Disclaimer : Je ne possède pas Naruto.
Merci à Kosh pour toutes les charmantes moralités que je serais bien incapable de trouver seule.
Merci aussi à mes quatrièmes pour m'avoir fait sentir à quel point je leur avais manqué. Mes chers petits, cette fic n'existerait pas sans vous, ce qui prouve sans l'ombre d'un doute que vous êtes le mal absolu.
xxx
Trente manières stupides de tuer Itachi
Assassin 9 : Ebisu
xxx
C'était un matin comme tous les autres, une journée qui fait chanter les petits oiseaux dans le ciel bleu. Ce matin-là, Ebisu, professeur particulier, momentanément en repos pour cause de migraines post-traumatiques chroniques, entra dans la salle de classe numéro 3. Les élèves étaient d'un silence sépulcral alors qu'il parcourait les quelques mètres qui le séparaient du bureau qui serait le sien pendant une semaine complète au terme de laquelle Iruka-san reviendrait de sa mission.
Il sentit des dizaines de paires d'yeux fixées sur lui, mais aucun bruit ne régnait dans la salle de classe.

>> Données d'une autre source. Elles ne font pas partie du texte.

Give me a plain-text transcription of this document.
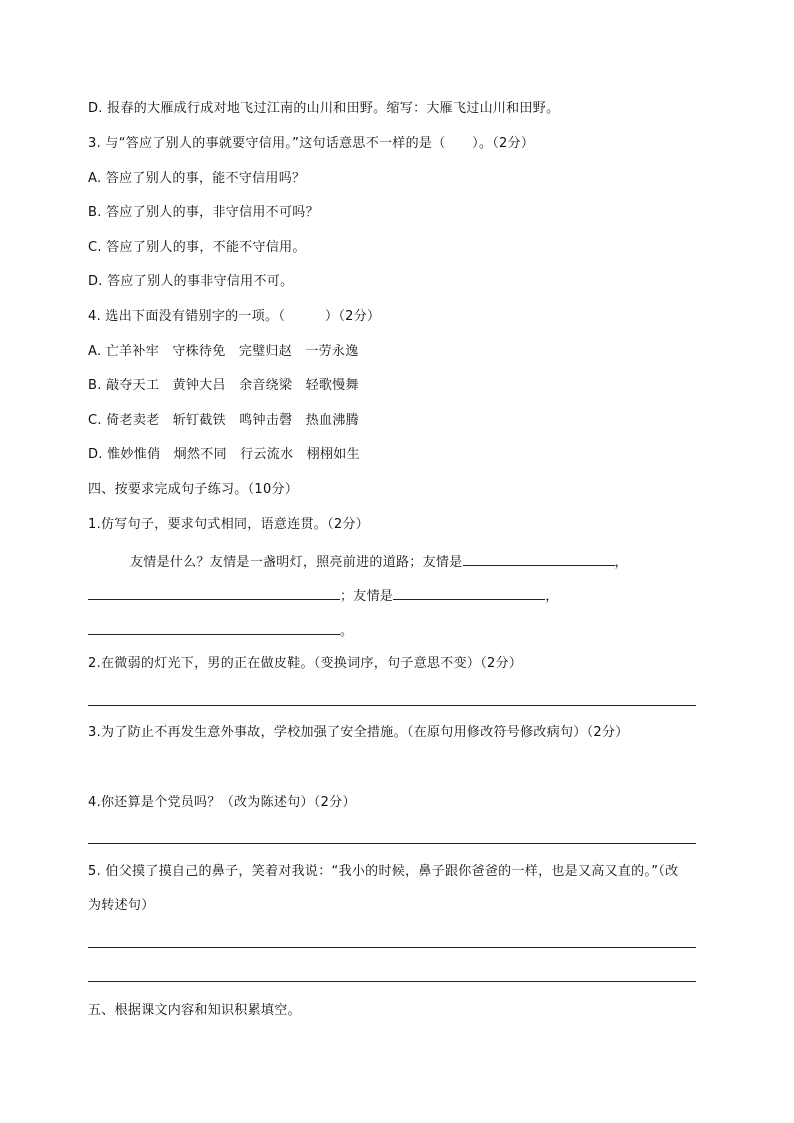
D. 报春的大雁成行成对地飞过江南的山川和田野。缩写：大雁飞过山川和田野。
3. 与“答应了别人的事就要守信用。”这句话意思不一样的是（　　）。（2分）
A. 答应了别人的事，能不守信用吗？
B. 答应了别人的事，非守信用不可吗？
C. 答应了别人的事，不能不守信用。
D. 答应了别人的事非守信用不可。
4. 选出下面没有错别字的一项。（　　　）（2分）
A. 亡羊补牢　守株待免　完璧归赵　一劳永逸
B. 敲夺天工　黄钟大吕　余音绕梁　轻歌慢舞
C. 倚老卖老　斩钉截铁　鸣钟击磬　热血沸腾
D. 惟妙惟俏　炯然不同　行云流水　栩栩如生
四、按要求完成句子练习。（10分）
1.仿写句子，要求句式相同，语意连贯。（2分）
友情是什么？友情是一盏明灯，照亮前进的道路；友情是	，
；友情是	，
。
2.在微弱的灯光下，男的正在做皮鞋。（变换词序，句子意思不变）（2分）
3.为了防止不再发生意外事故，学校加强了安全措施。（在原句用修改符号修改病句）（2分）
4.你还算是个党员吗？（改为陈述句）（2分）
5. 伯父摸了摸自己的鼻子，笑着对我说：“我小的时候，鼻子跟你爸爸的一样，也是又高又直的。”（改
为转述句）
五、根据课文内容和知识积累填空。
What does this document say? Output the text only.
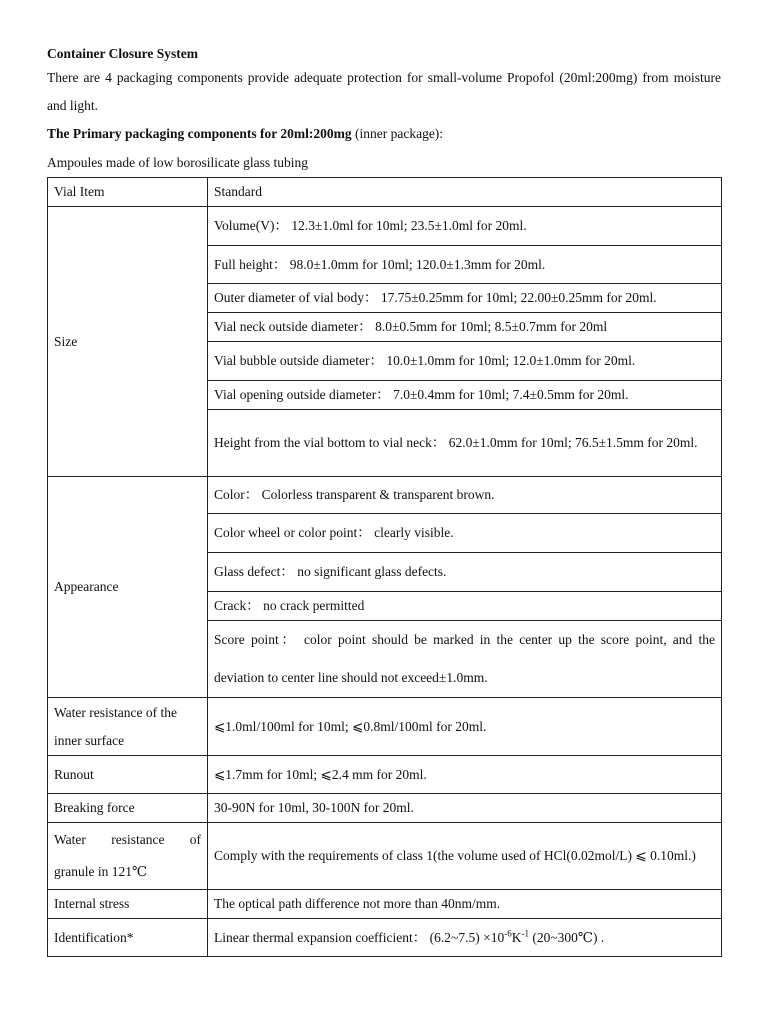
Container Closure System
There are 4 packaging components provide adequate protection for small-volume Propofol (20ml:200mg) from moisture and light.
The Primary packaging components for 20ml:200mg (inner package):
Ampoules made of low borosilicate glass tubing
Vial Item	Standard
Size	Volume(V)： 12.3±1.0ml for 10ml; 23.5±1.0ml for 20ml.
	Full height： 98.0±1.0mm for 10ml; 120.0±1.3mm for 20ml.
	Outer diameter of vial body： 17.75±0.25mm for 10ml; 22.00±0.25mm for 20ml.
	Vial neck outside diameter： 8.0±0.5mm for 10ml; 8.5±0.7mm for 20ml
	Vial bubble outside diameter： 10.0±1.0mm for 10ml; 12.0±1.0mm for 20ml.
	Vial opening outside diameter： 7.0±0.4mm for 10ml; 7.4±0.5mm for 20ml.
	Height from the vial bottom to vial neck： 62.0±1.0mm for 10ml; 76.5±1.5mm for 20ml.
Appearance	Color： Colorless transparent & transparent brown.
	Color wheel or color point： clearly visible.
	Glass defect： no significant glass defects.
	Crack： no crack permitted
	Score point： color point should be marked in the center up the score point, and the deviation to center line should not exceed±1.0mm.
Water resistance of the inner surface	⩽1.0ml/100ml for 10ml; ⩽0.8ml/100ml for 20ml.
Runout	⩽1.7mm for 10ml; ⩽2.4 mm for 20ml.
Breaking force	30-90N for 10ml, 30-100N for 20ml.

Water resistance of
granule in 121℃	Comply with the requirements of class 1(the volume used of HCl(0.02mol/L) ⩽ 0.10ml.)
Internal stress	The optical path difference not more than 40nm/mm.
Identification*	Linear thermal expansion coefficient： (6.2~7.5) $\times 10^{-6}K^{-1}$ (20~300℃) .
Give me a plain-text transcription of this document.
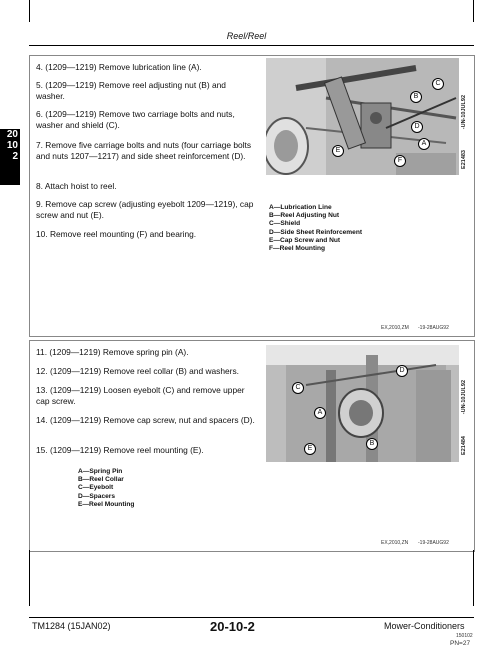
Reel/Reel
20
10
2
4. (1209—1219) Remove lubrication line (A).
5. (1209—1219) Remove reel adjusting nut (B) and washer.
6. (1209—1219) Remove two carriage bolts and nuts, washer and shield (C).
7. Remove five carriage bolts and nuts (four carriage bolts and nuts 1207—1217) and side sheet reinforcement (D).
8. Attach hoist to reel.
9. Remove cap screw (adjusting eyebolt 1209—1219), cap screw and nut (E).
10. Remove reel mounting (F) and bearing.
A
B
C
D
E
F
-UN-10JUL92
E21483
A—Lubrication Line
B—Reel Adjusting Nut
C—Shield
D—Side Sheet Reinforcement
E—Cap Screw and Nut
F—Reel Mounting
EX,2010,ZM -19-28AUG92
11. (1209—1219) Remove spring pin (A).
12. (1209—1219) Remove reel collar (B) and washers.
13. (1209—1219) Loosen eyebolt (C) and remove upper cap screw.
14. (1209—1219) Remove cap screw, nut and spacers (D).
15. (1209—1219) Remove reel mounting (E).
A—Spring Pin
B—Reel Collar
C—Eyebolt
D—Spacers
E—Reel Mounting
A
B
C
D
E
-UN-10JUL92
E21484
EX,2010,ZN -19-28AUG92
TM1284 (15JAN02)	20-10-2	Mower-Conditioners
150102
PN=27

Il pensa alors qu'Iruka avait superbement éduqué ces enfants qui pourtant semblaient habituellement piailler à des kilomètres à la ronde. Peut-être ses efforts de pédagogue extraordinaire ne seraient pas gaspillés.
La journée fut une journée de rêve pour un professeur, des élèves silencieux, attentifs et qui s'investissaient dans le cours. Un enseignant normal serait parti immédiatement avertir le Hokage que des ninja étrangers avaient séquestré et pris la place des enfants, mais Ebisu se contenta de hocher la tête. Les élèves étaient encore un peu médiocres, mais il n'avait pas à se plaindre. Il accepta avec bonté l'humble assortiment de gâteaux de riz que lui offrit en rougissant une petite fille aux couettes rousses défiant la gravité.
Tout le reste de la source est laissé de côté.